An ever more complex business world continually burdens accountants with more and more financial reporting, regulatory compliance and financial administration responsibilities. The primary pressure from management is not for the accountant to provide them with accurate and relevant decision support information, but instead to make sure the company complies with all the rules, create post-decision analyses to justify those decisions, develop budgets and plans that project pre-established results, and provide the myriad of reports demanded by “higher-ups,” owners, banks and government agencies. Have these ever-growing responsibilities ballooned to make managerial costing the accountant’s “invisible gorilla?” The “inattentional blindness” resulting from all these value-measuring and value-preserving – but non-value-adding – responsibilities may provide accountants with a plausible reason for failing to address the decades old problem of inaccurate and misleading cost information, but can such a reason remain plausible for over thirty-five years?

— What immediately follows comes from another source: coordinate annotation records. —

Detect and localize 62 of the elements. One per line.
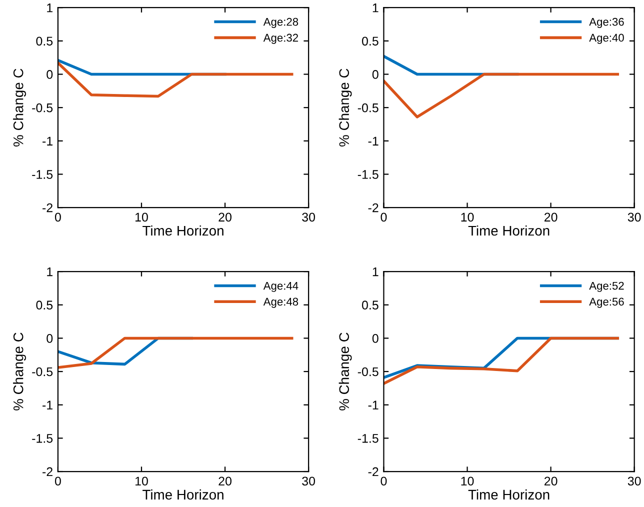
x-axis-title: Time Horizon [142, 225, 224, 236]
legend-label: Age:40 [589, 34, 624, 44]
y-tick-label: 0.5 [362, 300, 378, 310]
y-tick-label: -1 [42, 400, 52, 410]
y-tick-label: -1.5 [32, 170, 53, 179]
legend-label: Age:28 [263, 18, 298, 28]
x-tick-label: 20 [544, 212, 558, 222]
x-tick-label: 0 [54, 212, 61, 222]
y-tick-label: -2 [368, 203, 378, 212]
y-tick-label: 0 [372, 70, 378, 79]
x-tick-label: 10 [461, 212, 474, 222]
y-tick-label: 1 [47, 4, 52, 12]
legend-label: Age:52 [589, 282, 624, 292]
y-tick-label: -2 [368, 467, 378, 476]
x-tick-label: 20 [218, 212, 232, 222]
y-tick-label: 1 [47, 267, 52, 276]
y-tick-label: -1 [368, 400, 378, 410]
y-tick-label: -0.5 [358, 367, 378, 376]
y-axis-title: % Change C [13, 332, 26, 410]
y-tick-label: -1.5 [32, 434, 53, 443]
y-tick-label: 0.5 [362, 36, 378, 46]
y-axis-title: % Change C [338, 68, 352, 146]
y-tick-label: -0.5 [32, 103, 53, 112]
x-tick-label: 30 [302, 476, 316, 486]
x-tick-label: 10 [135, 212, 148, 222]
y-tick-label: -1.5 [358, 170, 378, 179]
y-tick-label: -1 [42, 136, 52, 146]
y-tick-label: -1.5 [358, 434, 378, 443]
legend-label: Age:44 [263, 282, 298, 292]
x-axis-title: Time Horizon [468, 225, 550, 236]
legend-label: Age:56 [589, 298, 624, 308]
y-tick-label: 0.5 [36, 36, 53, 46]
y-tick-label: -1 [368, 136, 378, 146]
x-tick-label: 0 [380, 212, 387, 222]
x-tick-label: 30 [302, 212, 316, 222]
y-tick-label: 1 [372, 4, 378, 12]
x-tick-label: 30 [628, 212, 641, 222]
y-tick-label: 1 [372, 267, 378, 276]
y-axis-title: % Change C [13, 68, 26, 146]
y-tick-label: -0.5 [358, 103, 378, 112]
y-axis-title: % Change C [338, 332, 352, 410]
legend-label: Age:36 [589, 18, 624, 28]
x-tick-label: 0 [380, 476, 387, 486]
y-tick-label: -2 [42, 203, 52, 212]
y-tick-label: -0.5 [32, 367, 53, 376]
legend-label: Age:32 [263, 34, 298, 44]
x-tick-label: 0 [54, 476, 61, 486]
x-tick-label: 10 [135, 476, 148, 486]
x-tick-label: 20 [544, 476, 558, 486]
y-tick-label: 0 [372, 334, 378, 343]
y-tick-label: -2 [42, 467, 52, 476]
legend-label: Age:48 [263, 298, 298, 308]
x-tick-label: 30 [628, 476, 641, 486]
y-tick-label: 0.5 [36, 300, 53, 310]
y-tick-label: 0 [46, 334, 53, 343]
x-axis-title: Time Horizon [468, 489, 550, 500]
x-axis-title: Time Horizon [142, 489, 224, 500]
line-series [58, 62, 294, 98]
y-tick-label: 0 [46, 70, 53, 79]
x-tick-label: 20 [218, 476, 232, 486]
line-series [384, 72, 620, 118]
x-tick-label: 10 [461, 476, 474, 486]
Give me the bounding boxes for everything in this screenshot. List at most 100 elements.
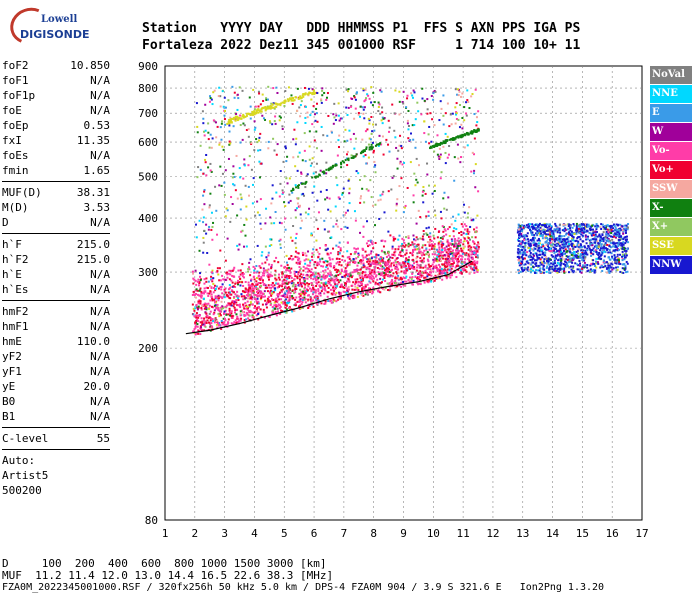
param-row: B1 N/A (2, 409, 110, 424)
param-row: foEs N/A (2, 148, 110, 163)
param-name: yE (2, 380, 16, 393)
x-tick-label: 5 (281, 527, 288, 540)
param-separator (2, 233, 110, 234)
param-row: h`F 215.0 (2, 237, 110, 252)
param-row: foEp 0.53 (2, 118, 110, 133)
param-row: h`E N/A (2, 267, 110, 282)
param-name: h`E (2, 268, 22, 281)
y-tick-label: 800 (138, 82, 158, 95)
param-name: h`F (2, 238, 22, 251)
y-tick-label: 900 (138, 60, 158, 73)
x-tick-label: 8 (370, 527, 377, 540)
x-tick-label: 16 (606, 527, 619, 540)
legend-item: NNW (650, 256, 692, 274)
param-row: foF2 10.850 (2, 58, 110, 73)
param-row: foF1p N/A (2, 88, 110, 103)
param-value: 215.0 (76, 238, 110, 251)
legend-item: SSW (650, 180, 692, 198)
param-row: yE 20.0 (2, 379, 110, 394)
param-value: 1.65 (83, 164, 111, 177)
param-row: hmE 110.0 (2, 334, 110, 349)
param-value: N/A (90, 104, 110, 117)
param-row: B0 N/A (2, 394, 110, 409)
param-value: 0.53 (83, 119, 111, 132)
param-name: fmin (2, 164, 29, 177)
param-value: 11.35 (76, 134, 110, 147)
footer-distance: D 100 200 400 600 800 1000 1500 3000 [km… (2, 557, 327, 570)
y-tick-label: 400 (138, 212, 158, 225)
param-name: h`F2 (2, 253, 29, 266)
param-name: MUF(D) (2, 186, 42, 199)
param-value: N/A (90, 395, 110, 408)
param-row: yF1 N/A (2, 364, 110, 379)
param-name: D (2, 216, 9, 229)
param-name: fxI (2, 134, 22, 147)
x-tick-label: 3 (221, 527, 228, 540)
param-value: 55 (96, 432, 110, 445)
digisonde-logo: Lowell DIGISONDE (5, 2, 89, 50)
x-tick-label: 1 (162, 527, 169, 540)
x-tick-label: 11 (457, 527, 470, 540)
scaled-parameters-panel: foF2 10.850 foF1 N/A foF1p N/A foE N/A foEp 0.53 f… (2, 58, 110, 498)
param-row: D N/A (2, 215, 110, 230)
param-name: hmF1 (2, 320, 29, 333)
param-value: N/A (90, 283, 110, 296)
virtual-height-trace (185, 260, 473, 335)
x-tick-label: 13 (516, 527, 529, 540)
param-name: h`Es (2, 283, 29, 296)
x-tick-label: 14 (546, 527, 560, 540)
param-row: h`Es N/A (2, 282, 110, 297)
param-name: C-level (2, 432, 49, 445)
param-name: foE (2, 104, 22, 117)
param-row: h`F2 215.0 (2, 252, 110, 267)
y-tick-label: 600 (138, 136, 158, 149)
legend-item: NNE (650, 85, 692, 103)
param-row: yF2 N/A (2, 349, 110, 364)
param-value: 38.31 (76, 186, 110, 199)
x-tick-label: 12 (486, 527, 499, 540)
autoscale-info: Auto: (2, 454, 36, 467)
param-value: N/A (90, 365, 110, 378)
header-labels: Station YYYY DAY DDD HHMMSS P1 FFS S AXN… (142, 21, 581, 36)
x-tick-label: 15 (576, 527, 589, 540)
param-value: N/A (90, 350, 110, 363)
param-value: N/A (90, 305, 110, 318)
param-name: B1 (2, 410, 16, 423)
param-name: B0 (2, 395, 16, 408)
param-name: M(D) (2, 201, 29, 214)
param-value: N/A (90, 410, 110, 423)
param-value: N/A (90, 216, 110, 229)
param-value: 20.0 (83, 380, 111, 393)
y-tick-label: 80 (145, 514, 158, 527)
footer: D 100 200 400 600 800 1000 1500 3000 [km… (2, 558, 604, 594)
param-value: 3.53 (83, 201, 111, 214)
legend-item: E (650, 104, 692, 122)
param-value: N/A (90, 74, 110, 87)
legend-item: Vo+ (650, 161, 692, 179)
param-row: C-level 55 (2, 431, 110, 446)
footer-file-info: FZA0M_2022345001000.RSF / 320fx256h 50 k… (2, 582, 605, 593)
param-value: 10.850 (70, 59, 110, 72)
param-value: 215.0 (76, 253, 110, 266)
param-name: yF1 (2, 365, 22, 378)
param-row: fmin 1.65 (2, 163, 110, 178)
legend-item: W (650, 123, 692, 141)
param-name: foEs (2, 149, 29, 162)
x-tick-label: 4 (251, 527, 258, 540)
param-name: yF2 (2, 350, 22, 363)
param-row: MUF(D) 38.31 (2, 185, 110, 200)
param-name: foF1 (2, 74, 29, 87)
param-value: N/A (90, 268, 110, 281)
param-value: N/A (90, 149, 110, 162)
legend-item: SSE (650, 237, 692, 255)
param-name: foF1p (2, 89, 36, 102)
autoscale-info: 500200 (2, 484, 42, 497)
param-value: N/A (90, 89, 110, 102)
autoscale-info: Artist5 (2, 469, 49, 482)
param-name: hmF2 (2, 305, 29, 318)
legend-item: X+ (650, 218, 692, 236)
logo-product: DIGISONDE (20, 28, 90, 41)
polarization-legend: NoVal NNE E W Vo- Vo+ SSW X- X+ SSE NNW (650, 66, 692, 275)
param-row: foE N/A (2, 103, 110, 118)
x-tick-label: 9 (400, 527, 407, 540)
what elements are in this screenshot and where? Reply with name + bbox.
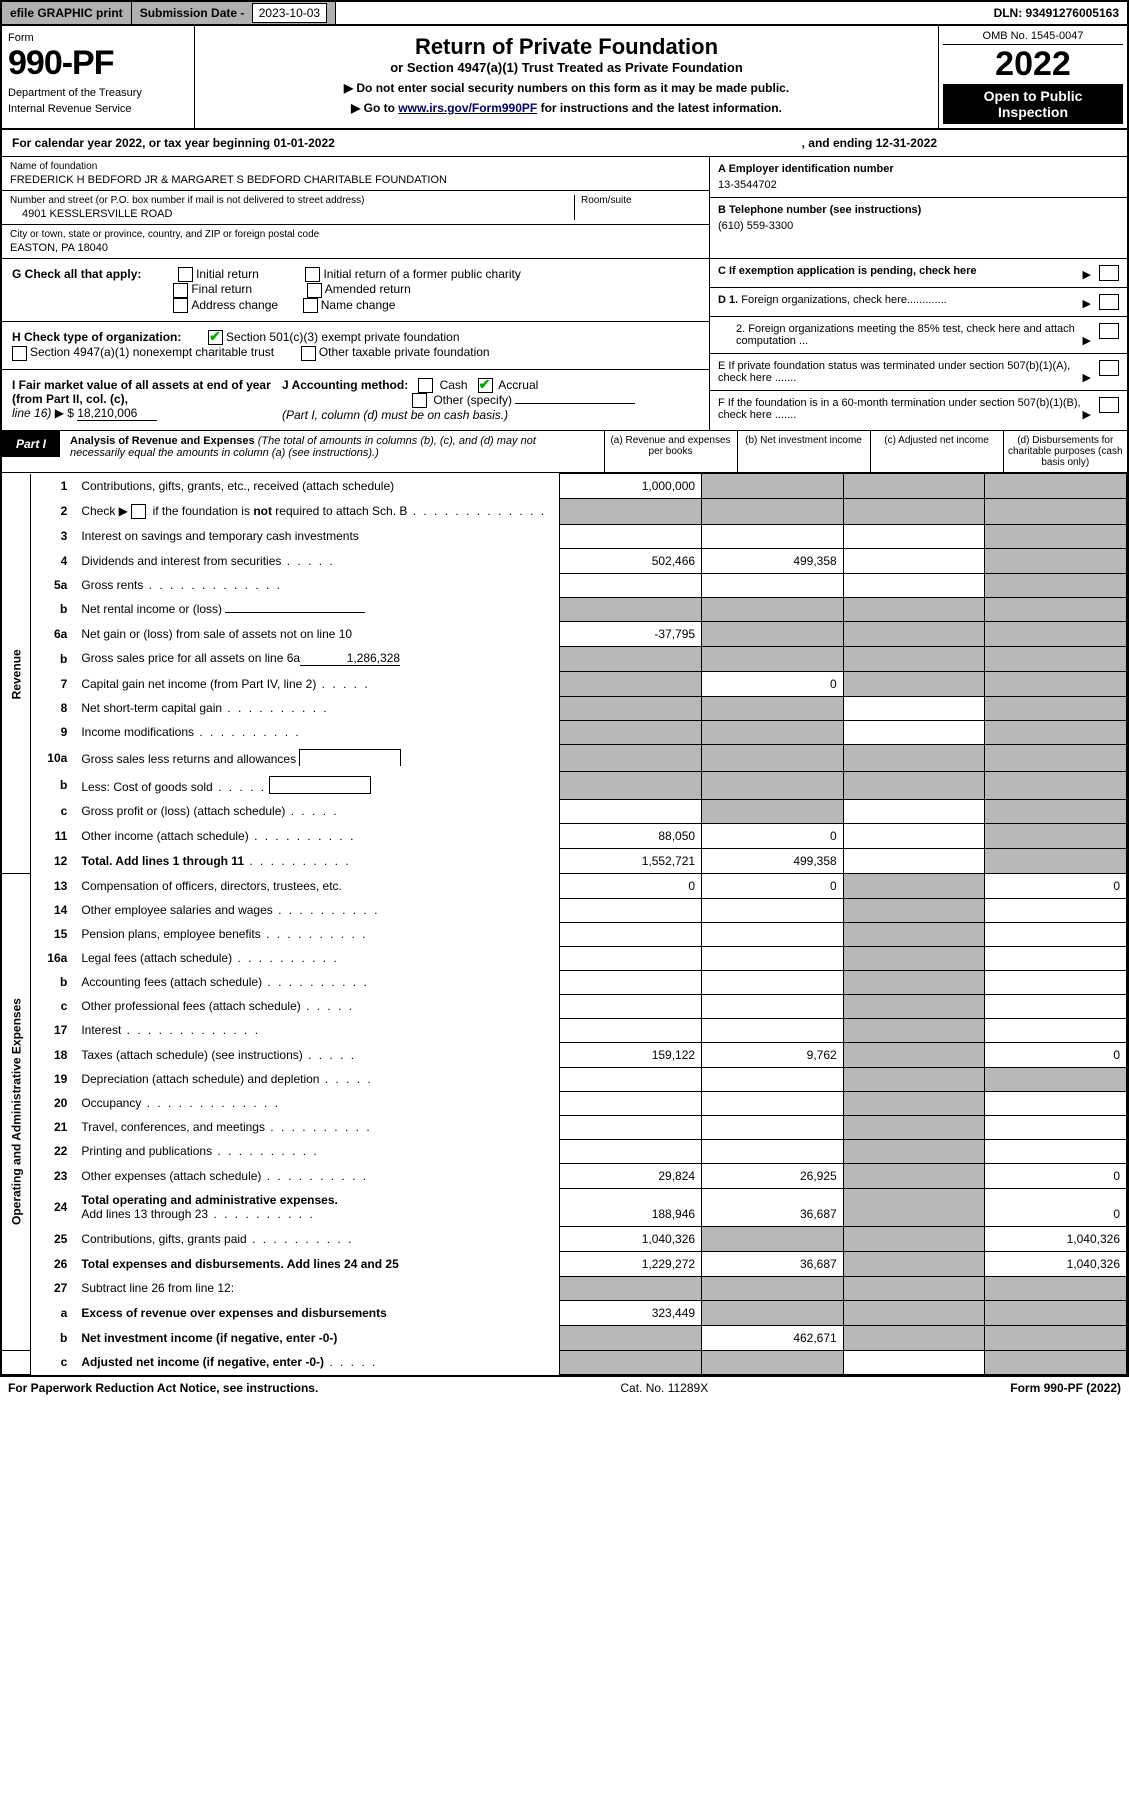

If accountants are to survive and grow in a world of advancing technology – particularly artificial intelligence – they must take off their blinders, get out of their box, pay attention and expand their ability to add value to their organizations. As IMA’s President and CEO, Jeff Thomson, has stated, “Professionals should upskill with competencies that are not easily automated like decision support, data analytics and management and strategy.” The foundation on which those competencies are constructed is the ability to understand and measure the fundamental economics that underlie an organization. In other words, they’re built on sound managerial costing. But just mastering managerial costing isn’t enough. Accountants must also take steps to insure their organization’s decision makers understand the value of such accurate, relevant and actionable cost information and incorporate it into their decision making processes. The old, traditional views of cost accounting will not suffice. Accountants must focus on their “invisible gorilla” if they are to remain relevant in the challenging years ahead.